The traffic light at the intersection of US Highway 20 was green. I continued into Middlebury, a small town whose main street reminded me of my hometown in the 1950s. Tidy Main Street homes with wide front porches called passersby to “Come sit a spell!”

In its downtown, rain ended. I met my first stop light and snapped a picture.

A shop in Middlebury’s downtown

Farther north at another Indiana stop light, I dropped my phone while trying to turn on its camera. Reaching for it, I heard the truck behind me toot. Without touching the phone, I pushed on. No last photo before the Indiana Toll Road.

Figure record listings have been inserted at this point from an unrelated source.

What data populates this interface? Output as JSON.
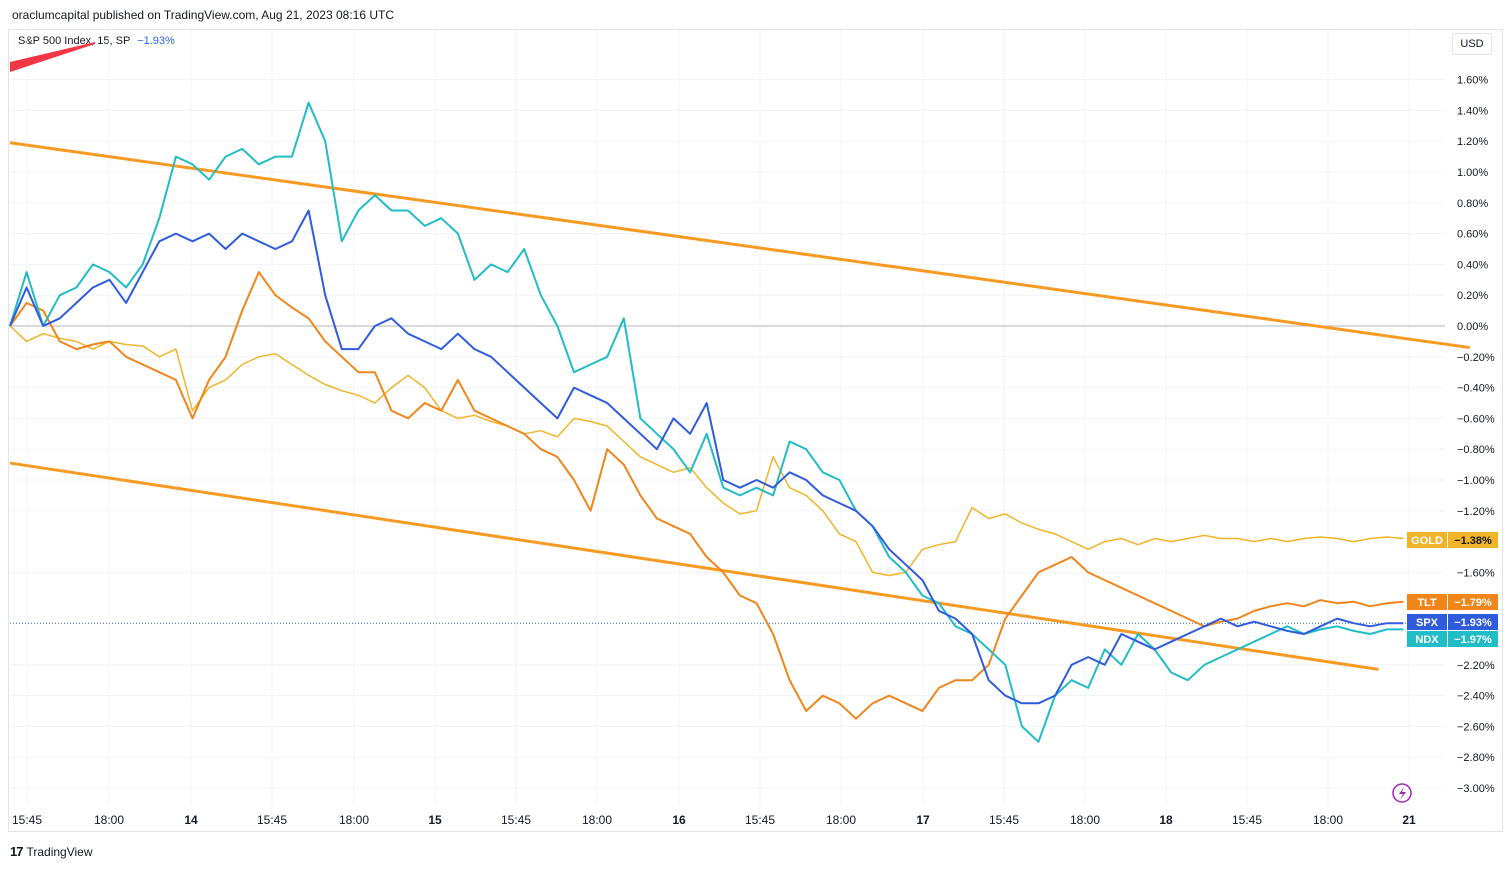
{
  "header": {
    "text": "oraclumcapital published on TradingView.com, Aug 21, 2023 08:16 UTC"
  },
  "legend": {
    "symbol": "S&P 500 Index, 15, SP",
    "change": "−1.93%"
  },
  "currency_button": "USD",
  "footer": {
    "logo": "17",
    "brand": "TradingView"
  },
  "colors": {
    "SPX": "#2f5bdd",
    "NDX": "#22bcc7",
    "TLT": "#f0861a",
    "GOLD": "#f0b429",
    "channel": "#f79a22"
  },
  "chart_data": {
    "type": "line",
    "yunit": "%",
    "ylim": [
      -3.1,
      1.75
    ],
    "x_ticks": [
      "15:45",
      "18:00",
      "14",
      "15:45",
      "18:00",
      "15",
      "15:45",
      "18:00",
      "16",
      "15:45",
      "18:00",
      "17",
      "15:45",
      "18:00",
      "18",
      "15:45",
      "18:00",
      "21"
    ],
    "y_ticks": [
      "1.60%",
      "1.40%",
      "1.20%",
      "1.00%",
      "0.80%",
      "0.60%",
      "0.40%",
      "0.20%",
      "0.00%",
      "−0.20%",
      "−0.40%",
      "−0.60%",
      "−0.80%",
      "−1.00%",
      "−1.20%",
      "−1.60%",
      "−2.20%",
      "−2.40%",
      "−2.60%",
      "−2.80%",
      "−3.00%"
    ],
    "series": [
      {
        "name": "GOLD",
        "label": "−1.38%",
        "last": -1.38,
        "x": [
          0,
          2,
          4,
          6,
          8,
          10,
          12,
          14,
          16,
          18,
          20,
          22,
          24,
          26,
          28,
          30,
          32,
          34,
          36,
          38,
          40,
          42,
          44,
          46,
          48,
          50,
          52,
          54,
          56,
          58,
          60,
          62,
          64,
          66,
          68,
          70,
          72,
          74,
          76,
          78,
          80,
          82,
          84,
          86,
          88,
          90,
          92,
          94,
          96,
          98,
          100,
          102,
          104,
          106,
          108,
          110,
          112,
          114,
          116,
          118,
          120,
          122,
          124,
          126,
          128,
          130,
          132,
          134,
          136,
          138,
          140,
          142,
          144,
          146,
          148,
          150,
          152,
          154,
          156,
          158,
          160,
          162,
          164,
          166,
          168
        ],
        "y": [
          0.0,
          -0.1,
          -0.05,
          -0.08,
          -0.1,
          -0.15,
          -0.1,
          -0.12,
          -0.13,
          -0.2,
          -0.15,
          -0.55,
          -0.4,
          -0.35,
          -0.25,
          -0.2,
          -0.18,
          -0.25,
          -0.32,
          -0.38,
          -0.42,
          -0.45,
          -0.5,
          -0.4,
          -0.32,
          -0.4,
          -0.55,
          -0.6,
          -0.58,
          -0.62,
          -0.65,
          -0.7,
          -0.68,
          -0.72,
          -0.6,
          -0.62,
          -0.65,
          -0.75,
          -0.85,
          -0.9,
          -0.95,
          -0.92,
          -1.05,
          -1.15,
          -1.22,
          -1.2,
          -0.85,
          -1.05,
          -1.1,
          -1.2,
          -1.35,
          -1.4,
          -1.6,
          -1.62,
          -1.6,
          -1.45,
          -1.42,
          -1.4,
          -1.18,
          -1.25,
          -1.22,
          -1.28,
          -1.32,
          -1.35,
          -1.4,
          -1.45,
          -1.4,
          -1.38,
          -1.42,
          -1.38,
          -1.4,
          -1.38,
          -1.36,
          -1.38,
          -1.38,
          -1.4,
          -1.38,
          -1.4,
          -1.38,
          -1.37,
          -1.38,
          -1.4,
          -1.38,
          -1.37,
          -1.38
        ]
      },
      {
        "name": "TLT",
        "label": "−1.79%",
        "last": -1.79,
        "x": [
          0,
          2,
          4,
          6,
          8,
          10,
          12,
          14,
          16,
          18,
          20,
          22,
          24,
          26,
          28,
          30,
          32,
          34,
          36,
          38,
          40,
          42,
          44,
          46,
          48,
          50,
          52,
          54,
          56,
          58,
          60,
          62,
          64,
          66,
          68,
          70,
          72,
          74,
          76,
          78,
          80,
          82,
          84,
          86,
          88,
          90,
          92,
          94,
          96,
          98,
          100,
          102,
          104,
          106,
          108,
          110,
          112,
          114,
          116,
          118,
          120,
          122,
          124,
          126,
          128,
          130,
          132,
          134,
          136,
          138,
          140,
          142,
          144,
          146,
          148,
          150,
          152,
          154,
          156,
          158,
          160,
          162,
          164,
          166,
          168
        ],
        "y": [
          0.0,
          0.15,
          0.1,
          -0.1,
          -0.15,
          -0.12,
          -0.1,
          -0.2,
          -0.25,
          -0.3,
          -0.35,
          -0.6,
          -0.35,
          -0.2,
          0.1,
          0.35,
          0.2,
          0.12,
          0.05,
          -0.1,
          -0.2,
          -0.3,
          -0.3,
          -0.55,
          -0.6,
          -0.5,
          -0.55,
          -0.35,
          -0.55,
          -0.6,
          -0.65,
          -0.7,
          -0.8,
          -0.85,
          -1.0,
          -1.2,
          -0.8,
          -0.9,
          -1.1,
          -1.25,
          -1.3,
          -1.35,
          -1.5,
          -1.6,
          -1.75,
          -1.8,
          -2.0,
          -2.3,
          -2.5,
          -2.4,
          -2.45,
          -2.55,
          -2.45,
          -2.4,
          -2.45,
          -2.5,
          -2.35,
          -2.3,
          -2.3,
          -2.2,
          -1.9,
          -1.75,
          -1.6,
          -1.55,
          -1.5,
          -1.6,
          -1.65,
          -1.7,
          -1.75,
          -1.8,
          -1.85,
          -1.9,
          -1.95,
          -1.92,
          -1.9,
          -1.85,
          -1.82,
          -1.8,
          -1.82,
          -1.78,
          -1.8,
          -1.79,
          -1.82,
          -1.8,
          -1.79
        ]
      },
      {
        "name": "NDX",
        "label": "−1.97%",
        "last": -1.97,
        "x": [
          0,
          2,
          4,
          6,
          8,
          10,
          12,
          14,
          16,
          18,
          20,
          22,
          24,
          26,
          28,
          30,
          32,
          34,
          36,
          38,
          40,
          42,
          44,
          46,
          48,
          50,
          52,
          54,
          56,
          58,
          60,
          62,
          64,
          66,
          68,
          70,
          72,
          74,
          76,
          78,
          80,
          82,
          84,
          86,
          88,
          90,
          92,
          94,
          96,
          98,
          100,
          102,
          104,
          106,
          108,
          110,
          112,
          114,
          116,
          118,
          120,
          122,
          124,
          126,
          128,
          130,
          132,
          134,
          136,
          138,
          140,
          142,
          144,
          146,
          148,
          150,
          152,
          154,
          156,
          158,
          160,
          162,
          164,
          166,
          168
        ],
        "y": [
          0.0,
          0.35,
          0.0,
          0.2,
          0.25,
          0.4,
          0.35,
          0.25,
          0.4,
          0.7,
          1.1,
          1.05,
          0.95,
          1.1,
          1.15,
          1.05,
          1.1,
          1.1,
          1.45,
          1.2,
          0.55,
          0.75,
          0.85,
          0.75,
          0.75,
          0.65,
          0.7,
          0.6,
          0.3,
          0.4,
          0.35,
          0.5,
          0.2,
          0.0,
          -0.3,
          -0.25,
          -0.2,
          0.05,
          -0.6,
          -0.7,
          -0.8,
          -0.95,
          -0.7,
          -1.05,
          -1.1,
          -1.05,
          -1.1,
          -0.75,
          -0.8,
          -0.95,
          -1.0,
          -1.2,
          -1.3,
          -1.5,
          -1.6,
          -1.75,
          -1.8,
          -1.95,
          -2.0,
          -2.1,
          -2.2,
          -2.6,
          -2.7,
          -2.4,
          -2.3,
          -2.35,
          -2.1,
          -2.2,
          -2.0,
          -2.1,
          -2.25,
          -2.3,
          -2.2,
          -2.15,
          -2.1,
          -2.05,
          -2.0,
          -1.95,
          -2.0,
          -1.97,
          -1.95,
          -1.98,
          -2.0,
          -1.97,
          -1.97
        ]
      },
      {
        "name": "SPX",
        "label": "−1.93%",
        "last": -1.93,
        "x": [
          0,
          2,
          4,
          6,
          8,
          10,
          12,
          14,
          16,
          18,
          20,
          22,
          24,
          26,
          28,
          30,
          32,
          34,
          36,
          38,
          40,
          42,
          44,
          46,
          48,
          50,
          52,
          54,
          56,
          58,
          60,
          62,
          64,
          66,
          68,
          70,
          72,
          74,
          76,
          78,
          80,
          82,
          84,
          86,
          88,
          90,
          92,
          94,
          96,
          98,
          100,
          102,
          104,
          106,
          108,
          110,
          112,
          114,
          116,
          118,
          120,
          122,
          124,
          126,
          128,
          130,
          132,
          134,
          136,
          138,
          140,
          142,
          144,
          146,
          148,
          150,
          152,
          154,
          156,
          158,
          160,
          162,
          164,
          166,
          168
        ],
        "y": [
          0.0,
          0.25,
          0.0,
          0.05,
          0.15,
          0.25,
          0.3,
          0.15,
          0.35,
          0.55,
          0.6,
          0.55,
          0.6,
          0.5,
          0.6,
          0.55,
          0.5,
          0.55,
          0.75,
          0.2,
          -0.15,
          -0.15,
          0.0,
          0.05,
          -0.05,
          -0.1,
          -0.15,
          -0.05,
          -0.15,
          -0.2,
          -0.3,
          -0.4,
          -0.5,
          -0.6,
          -0.4,
          -0.45,
          -0.5,
          -0.6,
          -0.7,
          -0.8,
          -0.6,
          -0.7,
          -0.5,
          -1.0,
          -1.05,
          -1.0,
          -1.05,
          -0.95,
          -1.0,
          -1.1,
          -1.15,
          -1.2,
          -1.3,
          -1.45,
          -1.55,
          -1.65,
          -1.85,
          -1.9,
          -2.0,
          -2.3,
          -2.4,
          -2.45,
          -2.45,
          -2.4,
          -2.2,
          -2.15,
          -2.2,
          -2.0,
          -2.05,
          -2.1,
          -2.05,
          -2.0,
          -1.95,
          -1.9,
          -1.95,
          -1.92,
          -1.95,
          -1.98,
          -2.0,
          -1.95,
          -1.9,
          -1.93,
          -1.95,
          -1.93,
          -1.93
        ]
      }
    ],
    "channel_lines": [
      {
        "name": "upper",
        "x": [
          0,
          176
        ],
        "y": [
          1.19,
          -0.14
        ]
      },
      {
        "name": "lower",
        "x": [
          0,
          165
        ],
        "y": [
          -0.89,
          -2.23
        ]
      }
    ],
    "zero_line": 0.0,
    "current_price_line": -1.93,
    "xlim": [
      0,
      170
    ]
  }
}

I sailed through the next green light about a football field’s length from the Michigan State Line and large blue sign declaring, Pure Michigan!

Rolling on, I curved right and left then bumped over a railroad crossing. A sad memory perked into my mind there, but I turned off its “heat” and shut it down.

No need to give energy to sad memories.

At the White Pigeon intersection, the light turned red. I grabbed my phone from the floor of the car where it had fallen, and managed a hurried shot of the number of this Michigan-numbered highway.

Michigan Highway 131

Near corn fields by a seed company, I breathed the energy of tall green cornstalks. Further on, my res purred as I rolled over new pavement. When I am quiet, I enjoy ordinary sights and sounds.

Several miles later I smiled to see planted acres where three huge yellow machines harvested some kind of green plants. At least one farmer’s crop was not ruined by too much rain!

Minutes later, the road climbed and curved through lush pine trees. Perhaps pioneers traveling through a virgin pine forest also felt peace.

Five miles later, showers resumed near Three Rivers where two lanes spread into four. Orange and white striped cones marched along the dividing white line. At a stoplight, construction was protected by large striped barrels and fencelike barricades.

I sat up straighter, preparing for traffic changes and four lanes of “city” traffic. Not far to Schoolcraft now!

Schoolcraft is a village on 131 just before the limited access four-lane with fifty-five speed limits changed to an expressway with legal limits of seventy.

The small town held memories dating back to 1969 when my first husband and I lived in Grand Rapids. Our children’s grandparents in Indiana occasionally drove “halfway” to meet us for a meal at The Bell, a local eatery. Often, they took one or both children back with them for a weekend visit. Wayne and/or I would return two days later and pick them up. I recalled one visit when my parents drove up to return Brian who was then our only child. He had stayed several days with them at their Syracuse Lake home.

When the time came for him to get into my car, Brian had cried and clung to my mother who treated him like a prince. Poor kid! Being at home was not as much fun.

The village remained a stopping point for my drives to visit my Grand Rapids’ sons but the restaurant I used was now McDonalds. Turning in, I found a parking place and shut down the Honda’s engine.

Schoolcraft’s McDonalds

Holding my keys, I sat a moment reflecting on my trip. I’m blessed to have this quiet part of my trip. I feel God’s touch before I step into the hurry-up pace of the expressway and metropolitan Grand Rapids.